Ramiel crossed his arms.

"In exchange for what?"

Doral smiled.

Despite the vomit. Despite the disaster. Despite everything, her smile was beautiful. Bright. Like the gold of her coffin.

"The coffin. The one you tried to steal. It's full of gold. But it's not ordinary gold. That gold can be taken to the real world."

Ramiel froze.

"The real world?"

"Yes. That coffin is special. Everything inside it can cross over. Because it was created at the boundaries, at the edge between worlds. If you help me, I'll let you keep it. All of it. You can sell it, use it, whatever you want. Your family will never go hungry again."

Ramiel's heart beat faster. He could hear it in his ears.

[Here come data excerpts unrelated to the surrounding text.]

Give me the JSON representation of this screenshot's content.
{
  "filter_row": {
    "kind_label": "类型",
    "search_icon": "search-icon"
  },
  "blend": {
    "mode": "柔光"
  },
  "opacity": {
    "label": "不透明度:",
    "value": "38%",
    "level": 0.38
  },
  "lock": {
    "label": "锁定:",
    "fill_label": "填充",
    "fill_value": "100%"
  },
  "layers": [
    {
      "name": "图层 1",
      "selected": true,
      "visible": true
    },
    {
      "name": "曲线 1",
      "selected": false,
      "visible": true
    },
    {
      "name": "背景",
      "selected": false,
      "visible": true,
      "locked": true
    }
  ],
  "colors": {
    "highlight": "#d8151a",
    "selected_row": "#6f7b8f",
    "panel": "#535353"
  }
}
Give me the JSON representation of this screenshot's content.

One month of light was a blue crystal.

This was... this was a whole lifetime.

But something didn't add up.

"Why me?" he asked. "There are stronger people. S, Double S. Triple S. People with guilds, with armies, with decades of experience. Why a level eleven with three common creatures?"

Doral stared at him.

Her golden eyes seemed to see right through him.

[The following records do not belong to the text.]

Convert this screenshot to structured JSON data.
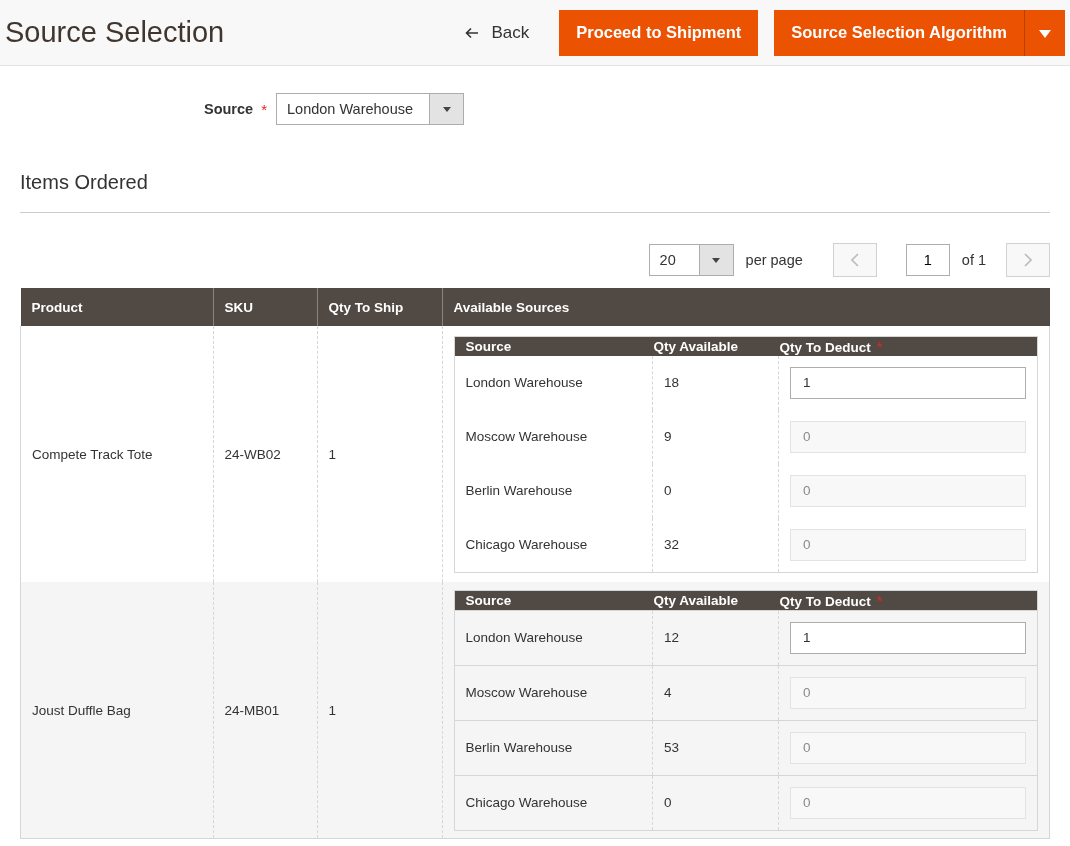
{
  "header": {
    "title": "Source Selection",
    "back": "Back",
    "primary_button": "Proceed to Shipment",
    "split_button": "Source Selection Algorithm"
  },
  "source_field": {
    "label": "Source",
    "required_mark": "*",
    "value": "London Warehouse"
  },
  "section_title": "Items Ordered",
  "pager": {
    "per_page_value": "20",
    "per_page_label": "per page",
    "page": "1",
    "of": "of 1"
  },
  "table": {
    "columns": [
      "Product",
      "SKU",
      "Qty To Ship",
      "Available Sources"
    ],
    "rows": [
      {
        "product": "Compete Track Tote",
        "sku": "24-WB02",
        "qty": "1",
        "sub_columns": [
          "Source",
          "Qty Available",
          "Qty To Deduct"
        ],
        "required_mark": "*",
        "sources": [
          {
            "source": "London Warehouse",
            "available": "18",
            "deduct": "1",
            "disabled": false
          },
          {
            "source": "Moscow Warehouse",
            "available": "9",
            "deduct": "0",
            "disabled": true
          },
          {
            "source": "Berlin Warehouse",
            "available": "0",
            "deduct": "0",
            "disabled": true
          },
          {
            "source": "Chicago Warehouse",
            "available": "32",
            "deduct": "0",
            "disabled": true
          }
        ]
      },
      {
        "product": "Joust Duffle Bag",
        "sku": "24-MB01",
        "qty": "1",
        "sub_columns": [
          "Source",
          "Qty Available",
          "Qty To Deduct"
        ],
        "required_mark": "*",
        "sources": [
          {
            "source": "London Warehouse",
            "available": "12",
            "deduct": "1",
            "disabled": false
          },
          {
            "source": "Moscow Warehouse",
            "available": "4",
            "deduct": "0",
            "disabled": true
          },
          {
            "source": "Berlin Warehouse",
            "available": "53",
            "deduct": "0",
            "disabled": true
          },
          {
            "source": "Chicago Warehouse",
            "available": "0",
            "deduct": "0",
            "disabled": true
          }
        ]
      }
    ]
  }
}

"Because you're the only one who can see me. Because you entered a place where no one enters. A dungeon and hidden room, in a junk graveyard, in a valley that doesn't appear on any map. How did you get there? And how does your inventory appear here?"

Ramiel thought.

"I don't know. I just appear here. Nakk found a door. We opened it."

"Nakk found it. And you opened it."

Doral pointed at the creatures.

"Your creatures chose you. You didn't tame them. You didn't buy them. You didn't force them. They chose you. That doesn't happen."

"What does that mean?"

"That there's something in you. Something even you don't know. Something they saw, that the system detected, that that room was waiting for."

Silence.

The river sounded outside. The flowers glowed.

Ramiel looked at Tori. The bull, enormous, black, powerful, nodded slowly. Once. Firm.

He looked at Tortu. The wise turtle, slow, eternal, moved his head in approval. His old eyes said "yes."

He looked at Nakk. The curious spider, agile, offended by the soup, made a gesture with a leg. Like saying "how should I know, but I trust you, idiot."

"And if I fail?" Ramiel asked.

"Then I'll rot here. Or in another coffin. And you'll stay poor. Your family will stay in misery."

"And if I succeed?"

"I'll make you stronger than you can imagine. I'll give you access to places no one else can see. And your family will live like kings."

Ramiel extended his hand.

Doral took it.

Her hand was small. Cold. But firm.

"Deal."

"Deal."

And then Doral let go of his hand, turned, and vomited again.

BLEEEARGH!

This time, just a little. Bile. Water. Remnants.

Nakk retreated quickly, all legs on alert.

"Sorry," Doral groaned, wiping her mouth with the back of her hand. "It's still... still lingering..."

Ramiel couldn't help it.

He smiled.

Then he laughed.

Then he laughed out loud.

"What are you laughing at?" Doral growled, furious but also blushing. "This isn't funny!"

"I know. I know. But it's just... a goddess. A level 1 goddess vomiting scorpion soup. It's... it's..."

"Shut up!"

Tori mooed. He seemed to be laughing too. Or at least, his version of laughter.

Tortu poked his head out. Blinked. Slowly.

Nakk, from a safe corner, did a somersault. Eight legs, one somersault. It was ridiculous. It was adorable.

Doral looked at them all.

And then, despite everything, she smiled.

"By the way," she said, recovering what little pride she had left. "The soup thing... don't tell anyone."

Ramiel wiped a tear from laughing.

"Promise."

Outside, the digital sun kept shining.

The river kept singing.

And in a small wooden cottage, a young man, three creatures, and a vomiting goddess had just made a deal that would change their lives forever.